In a class all our own

Under the duress of guilt levied by my heterosexual life partner and best friend, Dave, I reluctantly attended our 15-year class reunion. Dave has been my right hand man since the tender age of 5 and in that time has agreed to go along with numerous harebrained hijinks, nonsensical schemes and (alleged) criminal enterprises that I have came up with.

I figured I owed Dave one. In actuality I probably owe him somewhere between several hundred to several thousand, but who’s counting?

Our longtime friend, Brad, joined us as we made our pilgrimage down old nostalgia lane. Brad is a doctor, just not the kind that can save a person having a heart attack. Nevertheless, when entering into the unknown realm of Planet Class Reunion, it is of the utmost importance to arrive with a man who can legitimately place the letters D and R in front of his name.

So, like a bad joke, a doctor, a farmer and a writer walkrf into their class reunion.

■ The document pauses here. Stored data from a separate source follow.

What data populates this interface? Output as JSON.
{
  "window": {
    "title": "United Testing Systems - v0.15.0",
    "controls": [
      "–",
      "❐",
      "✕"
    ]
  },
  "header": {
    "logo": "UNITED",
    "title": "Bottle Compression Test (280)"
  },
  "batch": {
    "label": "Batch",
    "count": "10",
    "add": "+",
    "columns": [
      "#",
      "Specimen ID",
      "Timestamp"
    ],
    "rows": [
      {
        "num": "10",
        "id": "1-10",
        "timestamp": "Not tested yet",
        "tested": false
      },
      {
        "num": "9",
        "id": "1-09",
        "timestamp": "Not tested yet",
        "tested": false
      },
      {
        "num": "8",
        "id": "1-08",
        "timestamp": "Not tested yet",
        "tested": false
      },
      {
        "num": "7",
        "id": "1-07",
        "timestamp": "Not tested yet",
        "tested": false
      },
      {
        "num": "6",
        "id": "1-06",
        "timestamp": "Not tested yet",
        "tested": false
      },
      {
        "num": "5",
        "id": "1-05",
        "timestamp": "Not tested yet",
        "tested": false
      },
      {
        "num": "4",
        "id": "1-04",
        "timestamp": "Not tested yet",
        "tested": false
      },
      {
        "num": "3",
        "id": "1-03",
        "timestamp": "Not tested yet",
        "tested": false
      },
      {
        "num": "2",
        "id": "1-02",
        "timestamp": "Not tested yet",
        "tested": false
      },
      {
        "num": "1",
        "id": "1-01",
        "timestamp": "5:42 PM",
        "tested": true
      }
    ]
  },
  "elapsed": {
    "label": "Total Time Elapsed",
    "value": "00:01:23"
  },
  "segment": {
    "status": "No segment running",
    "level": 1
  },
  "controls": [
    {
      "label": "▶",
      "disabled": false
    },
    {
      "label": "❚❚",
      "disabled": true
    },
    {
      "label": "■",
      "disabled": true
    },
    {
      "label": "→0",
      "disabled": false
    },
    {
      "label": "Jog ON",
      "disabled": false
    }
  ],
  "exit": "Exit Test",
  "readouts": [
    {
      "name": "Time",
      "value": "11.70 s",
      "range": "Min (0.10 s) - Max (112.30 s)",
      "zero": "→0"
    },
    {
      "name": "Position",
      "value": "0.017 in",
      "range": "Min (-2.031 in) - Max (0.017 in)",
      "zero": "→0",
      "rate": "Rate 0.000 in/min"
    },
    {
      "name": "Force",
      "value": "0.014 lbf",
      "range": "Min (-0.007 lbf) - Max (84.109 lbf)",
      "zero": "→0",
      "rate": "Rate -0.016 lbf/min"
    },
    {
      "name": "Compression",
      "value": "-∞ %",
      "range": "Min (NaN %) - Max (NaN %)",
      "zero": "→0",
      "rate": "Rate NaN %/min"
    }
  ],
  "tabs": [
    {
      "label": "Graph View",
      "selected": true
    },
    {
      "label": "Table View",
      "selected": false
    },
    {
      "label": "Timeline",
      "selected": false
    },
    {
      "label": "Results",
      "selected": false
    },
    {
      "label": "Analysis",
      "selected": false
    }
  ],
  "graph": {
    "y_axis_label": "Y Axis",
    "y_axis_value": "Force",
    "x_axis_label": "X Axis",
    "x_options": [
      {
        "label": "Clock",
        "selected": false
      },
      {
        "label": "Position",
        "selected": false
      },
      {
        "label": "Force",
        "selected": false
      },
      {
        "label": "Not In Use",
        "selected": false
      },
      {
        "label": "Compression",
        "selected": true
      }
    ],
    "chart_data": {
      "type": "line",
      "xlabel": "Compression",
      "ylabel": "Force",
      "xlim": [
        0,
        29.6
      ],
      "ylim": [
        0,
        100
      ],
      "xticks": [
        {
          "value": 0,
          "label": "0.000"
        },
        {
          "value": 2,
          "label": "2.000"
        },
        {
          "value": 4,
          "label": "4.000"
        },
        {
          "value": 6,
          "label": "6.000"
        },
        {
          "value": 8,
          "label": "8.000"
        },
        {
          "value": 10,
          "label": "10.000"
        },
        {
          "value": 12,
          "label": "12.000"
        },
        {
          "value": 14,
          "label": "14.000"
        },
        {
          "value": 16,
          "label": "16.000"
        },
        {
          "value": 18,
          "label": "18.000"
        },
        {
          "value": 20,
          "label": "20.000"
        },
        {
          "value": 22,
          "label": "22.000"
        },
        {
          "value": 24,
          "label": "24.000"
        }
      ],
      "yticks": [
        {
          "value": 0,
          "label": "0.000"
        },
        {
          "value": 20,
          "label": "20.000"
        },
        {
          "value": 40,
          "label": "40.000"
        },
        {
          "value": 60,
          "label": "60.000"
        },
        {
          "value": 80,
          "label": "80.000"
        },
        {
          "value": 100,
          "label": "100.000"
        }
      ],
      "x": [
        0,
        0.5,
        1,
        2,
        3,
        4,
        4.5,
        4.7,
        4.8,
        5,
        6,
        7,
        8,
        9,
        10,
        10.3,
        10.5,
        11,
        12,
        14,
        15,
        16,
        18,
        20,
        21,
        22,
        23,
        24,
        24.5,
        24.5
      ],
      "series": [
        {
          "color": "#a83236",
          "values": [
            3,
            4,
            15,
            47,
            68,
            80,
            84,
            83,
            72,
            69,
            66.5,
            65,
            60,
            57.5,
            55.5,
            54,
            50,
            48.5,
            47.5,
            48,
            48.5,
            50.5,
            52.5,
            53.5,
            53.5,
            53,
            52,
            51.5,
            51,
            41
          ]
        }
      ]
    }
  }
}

There is no punch line.

Now I attended my five-year reunion and it seemed exactly like high school. Based on that failed social experiment, I decided to neglect my 10-year class reunion because the more things change, the more things stay the same.

In a revelation that will shock nobody in particular, I am a socially awkward individual. In public I try my hardest to avoid running into people I went to school with. That’s the ironic part. I bought tickets to a sentimental reunion geared specifically toward being around people I normally hide from when out shopping.

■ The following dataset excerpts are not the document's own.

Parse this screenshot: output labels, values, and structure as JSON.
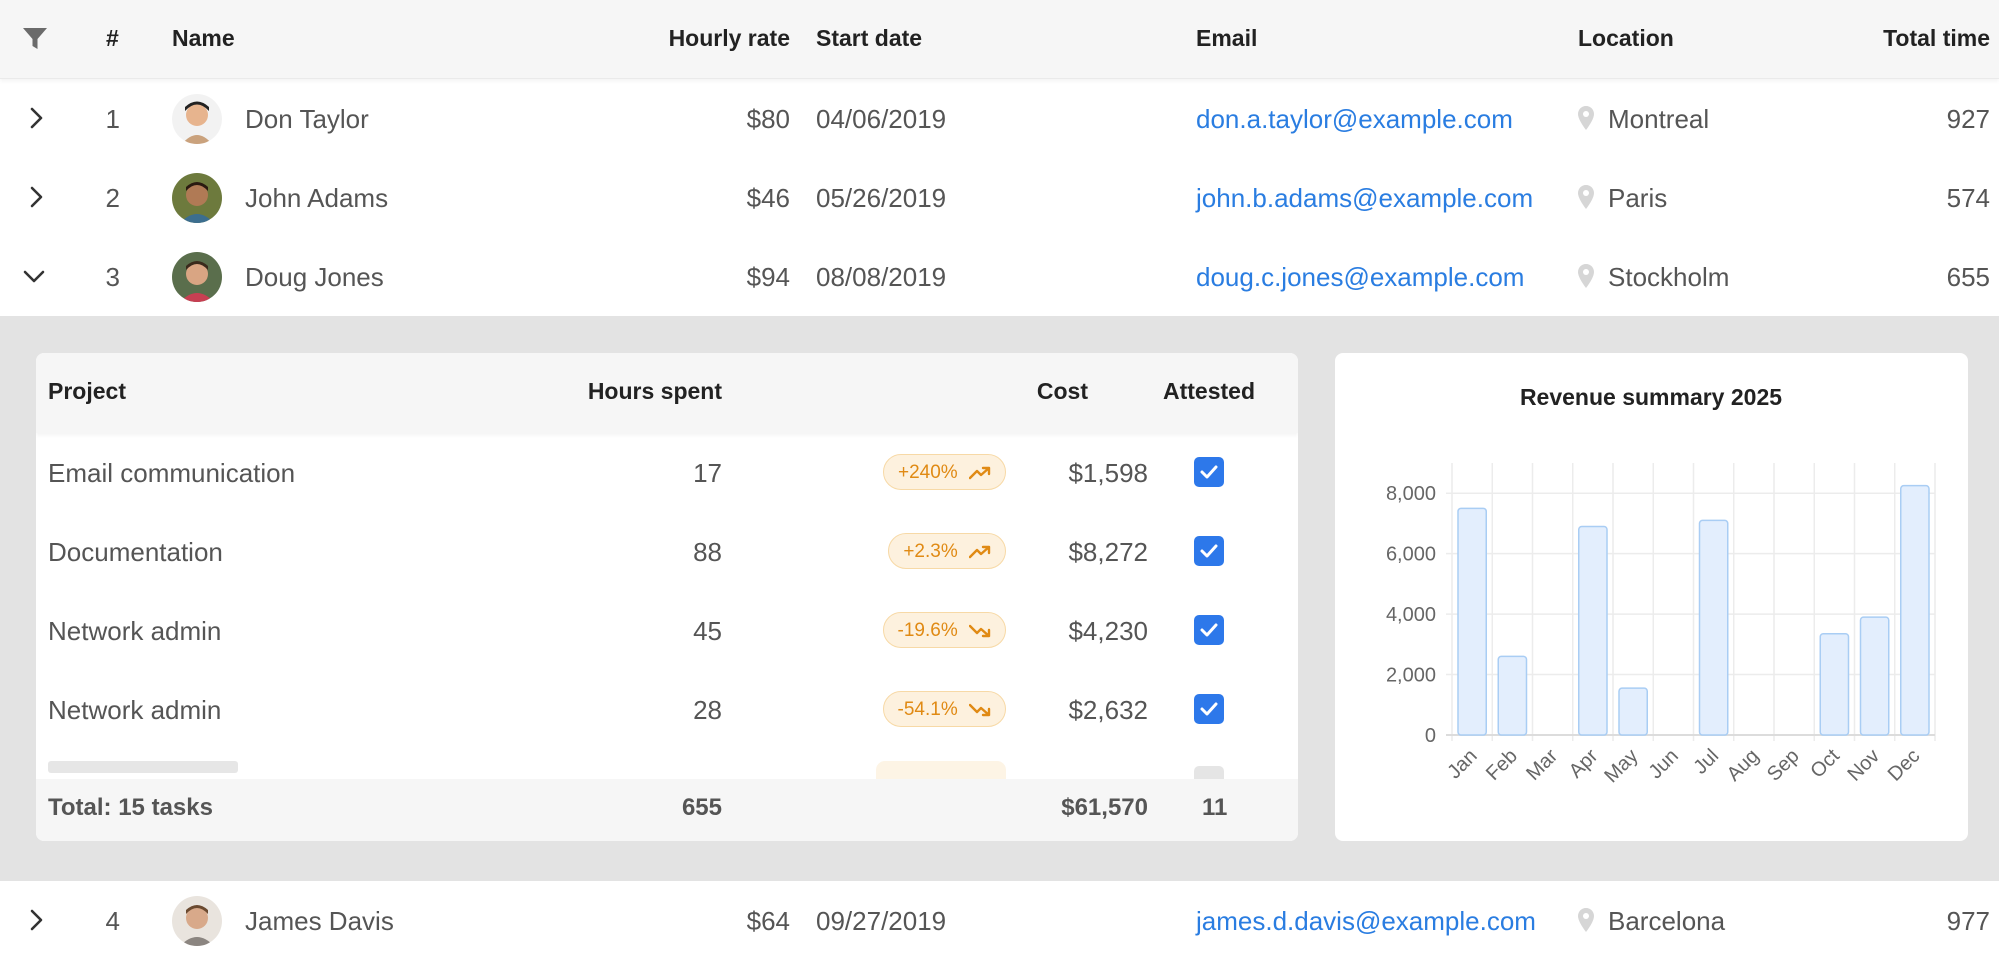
{
  "columns": {
    "number": "#",
    "name": "Name",
    "hourly_rate": "Hourly rate",
    "start_date": "Start date",
    "email": "Email",
    "location": "Location",
    "total_time": "Total time"
  },
  "rows": [
    {
      "num": "1",
      "name": "Don Taylor",
      "rate": "$80",
      "start": "04/06/2019",
      "email": "don.a.taylor@example.com",
      "location": "Montreal",
      "total": "927",
      "expanded": false
    },
    {
      "num": "2",
      "name": "John Adams",
      "rate": "$46",
      "start": "05/26/2019",
      "email": "john.b.adams@example.com",
      "location": "Paris",
      "total": "574",
      "expanded": false
    },
    {
      "num": "3",
      "name": "Doug Jones",
      "rate": "$94",
      "start": "08/08/2019",
      "email": "doug.c.jones@example.com",
      "location": "Stockholm",
      "total": "655",
      "expanded": true
    },
    {
      "num": "4",
      "name": "James Davis",
      "rate": "$64",
      "start": "09/27/2019",
      "email": "james.d.davis@example.com",
      "location": "Barcelona",
      "total": "977",
      "expanded": false
    }
  ],
  "detail": {
    "columns": {
      "project": "Project",
      "hours": "Hours spent",
      "cost": "Cost",
      "attested": "Attested"
    },
    "tasks": [
      {
        "project": "Email communication",
        "hours": "17",
        "change": "+240%",
        "trend": "up",
        "cost": "$1,598",
        "attested": true
      },
      {
        "project": "Documentation",
        "hours": "88",
        "change": "+2.3%",
        "trend": "up",
        "cost": "$8,272",
        "attested": true
      },
      {
        "project": "Network admin",
        "hours": "45",
        "change": "-19.6%",
        "trend": "down",
        "cost": "$4,230",
        "attested": true
      },
      {
        "project": "Network admin",
        "hours": "28",
        "change": "-54.1%",
        "trend": "down",
        "cost": "$2,632",
        "attested": true
      }
    ],
    "footer": {
      "total_label": "Total: 15 tasks",
      "hours": "655",
      "cost": "$61,570",
      "attested": "11"
    }
  },
  "colors": {
    "accent": "#2d78ea",
    "email": "#2a7de1",
    "badge_text": "#e08a14",
    "bar_fill": "#e3eefd",
    "bar_stroke": "#a9cdf4"
  },
  "chart_data": {
    "type": "bar",
    "title": "Revenue summary 2025",
    "categories": [
      "Jan",
      "Feb",
      "Mar",
      "Apr",
      "May",
      "Jun",
      "Jul",
      "Aug",
      "Sep",
      "Oct",
      "Nov",
      "Dec"
    ],
    "values": [
      7500,
      2600,
      0,
      6900,
      1550,
      0,
      7100,
      0,
      0,
      3350,
      3900,
      8250
    ],
    "ylim": [
      0,
      9000
    ],
    "yticks": [
      0,
      2000,
      4000,
      6000,
      8000
    ],
    "ytick_labels": [
      "0",
      "2,000",
      "4,000",
      "6,000",
      "8,000"
    ],
    "grid": true
  }
}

As soon as we walked into the reunion a rogue’s gallery of faces greeted us from our past. There were faces I recognized immediately and faces I didn’t recognize at all (but pretended to recognize anyway). They all wanted to rectify our long absence from one another by doing one thing and one thing alone: hugging me.

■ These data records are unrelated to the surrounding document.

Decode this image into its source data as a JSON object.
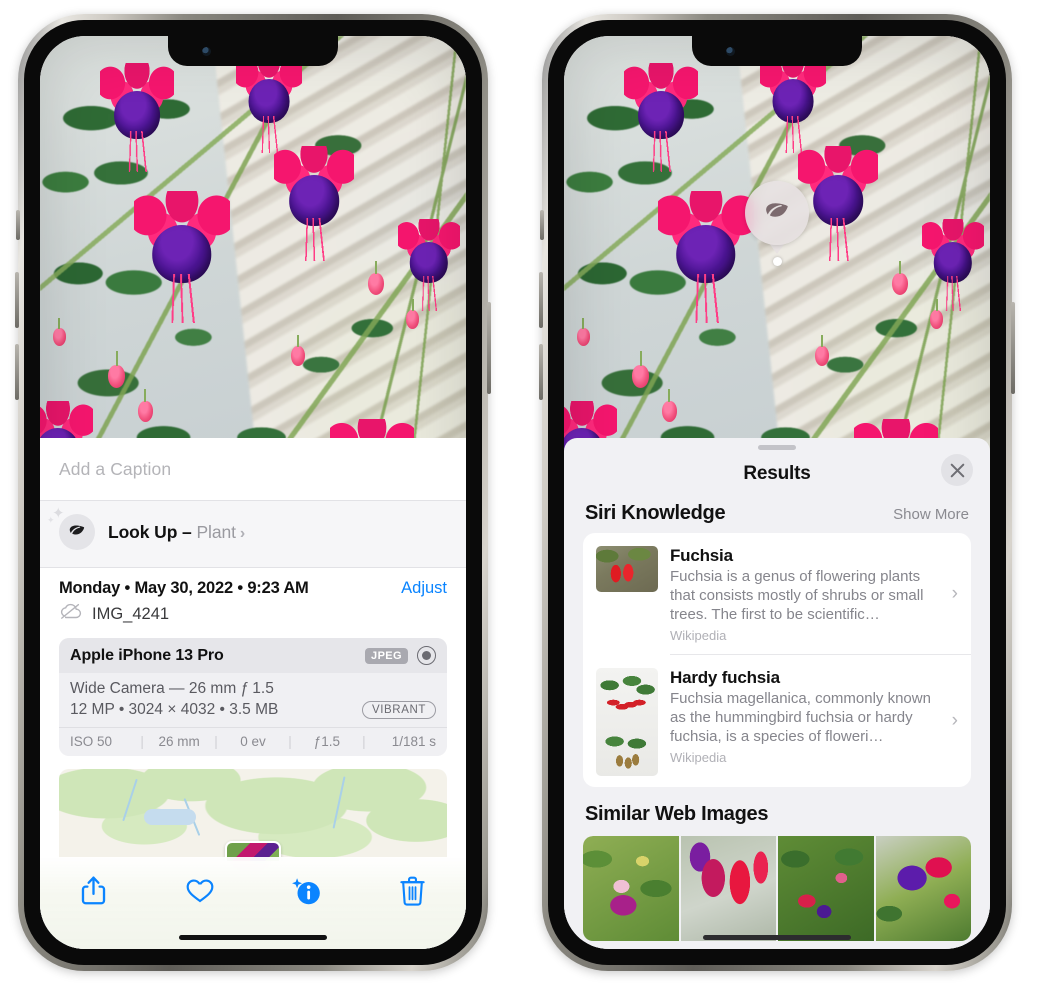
{
  "left_phone": {
    "caption_placeholder": "Add a Caption",
    "lookup": {
      "icon": "leaf-icon",
      "label": "Look Up – ",
      "subject": "Plant",
      "chevron": "›"
    },
    "metadata": {
      "date_line": "Monday • May 30, 2022 • 9:23 AM",
      "adjust_label": "Adjust",
      "cloud_icon": "cloud-slash-icon",
      "filename": "IMG_4241"
    },
    "camera_card": {
      "device": "Apple iPhone 13 Pro",
      "format_tag": "JPEG",
      "raw_icon": "raw-circle-icon",
      "lens_line": "Wide Camera — 26 mm ƒ 1.5",
      "size_line": "12 MP • 3024 × 4032 • 3.5 MB",
      "profile_tag": "VIBRANT",
      "exif": [
        {
          "label": "ISO 50"
        },
        {
          "label": "26 mm"
        },
        {
          "label": "0 ev"
        },
        {
          "label": "ƒ1.5"
        },
        {
          "label": "1/181 s"
        }
      ],
      "separator": "|"
    },
    "map_card": {
      "thumbnail_name": "photo-location-thumbnail"
    },
    "toolbar": [
      {
        "name": "share-button",
        "icon": "share-icon"
      },
      {
        "name": "favorite-button",
        "icon": "heart-icon"
      },
      {
        "name": "info-button",
        "icon": "info-sparkle-icon"
      },
      {
        "name": "delete-button",
        "icon": "trash-icon"
      }
    ]
  },
  "right_phone": {
    "visual_lookup_badge": {
      "icon": "leaf-icon",
      "name": "visual-lookup-badge"
    },
    "sheet": {
      "title": "Results",
      "close_icon": "close-icon",
      "grabber": "drag-handle"
    },
    "siri_knowledge": {
      "section_title": "Siri Knowledge",
      "show_more": "Show More",
      "items": [
        {
          "title": "Fuchsia",
          "description": "Fuchsia is a genus of flowering plants that consists mostly of shrubs or small trees. The first to be scientific…",
          "source": "Wikipedia",
          "chevron": "›",
          "thumbnail_name": "fuchsia-thumbnail"
        },
        {
          "title": "Hardy fuchsia",
          "description": "Fuchsia magellanica, commonly known as the hummingbird fuchsia or hardy fuchsia, is a species of floweri…",
          "source": "Wikipedia",
          "chevron": "›",
          "thumbnail_name": "hardy-fuchsia-thumbnail"
        }
      ]
    },
    "similar_web_images": {
      "section_title": "Similar Web Images",
      "items": [
        {
          "name": "similar-image-1"
        },
        {
          "name": "similar-image-2"
        },
        {
          "name": "similar-image-3"
        },
        {
          "name": "similar-image-4"
        }
      ]
    }
  },
  "colors": {
    "accent_blue": "#0a84ff",
    "sheet_gray": "#f1f1f4",
    "card_white": "#ffffff",
    "secondary_text": "#85858c",
    "title_text": "#111111"
  }
}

It was surreal because you think a simple handshake, maybe a brief “How ‘ya doing?” would suffice, but that wasn’t the case at all. Imagine walking into a room filled with people you haven’t been around in 15 years and then they all try making you the recipient of a gang-styled hug.

I’m such a socially-backward butterfly. I was at a loss for words. I’m not normally being hugged by the guy who, unprovoked mind you, bit my ear in gym class for no reason whatsoever.

My mind fluttered with trying to find the right thing to say as an introduction after all of these years. Surely I would not have a problem with finding just the right words.

What do I find myself saying to everyone that hugs me, “It’s nice to meet you.” It’s nice to meet you? It’s nice to meet you! That’s not something I should be saying to human beings I spent 13 years around, is it?

Thankfully my nerves calmed down a bit once I began taking liberal advantage of the venue’s free draft beer policy and the all-you-can-eat green beans over at the buffet line.

But there is something about a class reunion that really has a way of putting your own mortality in check. It’s hard to ignore the passage of 15 years when it’s staring you in the face — even if you can’t place a name to said face.

The magic of aging is the cruelest of beasts. Guts get larger while hairlines recede. The fickle politics of high school, unbridled egos, good looks and popularity fade even quicker.

If my memory serves me right I had a good time at the reunion. I still look like a teenager. I have not gained a single pound since graduation. I’m gainfully employed. I have a hot wife. And I haven’t done hard prison time.

If you ask me, that’s not too shabby for a formerly long-haired punk and solid C student.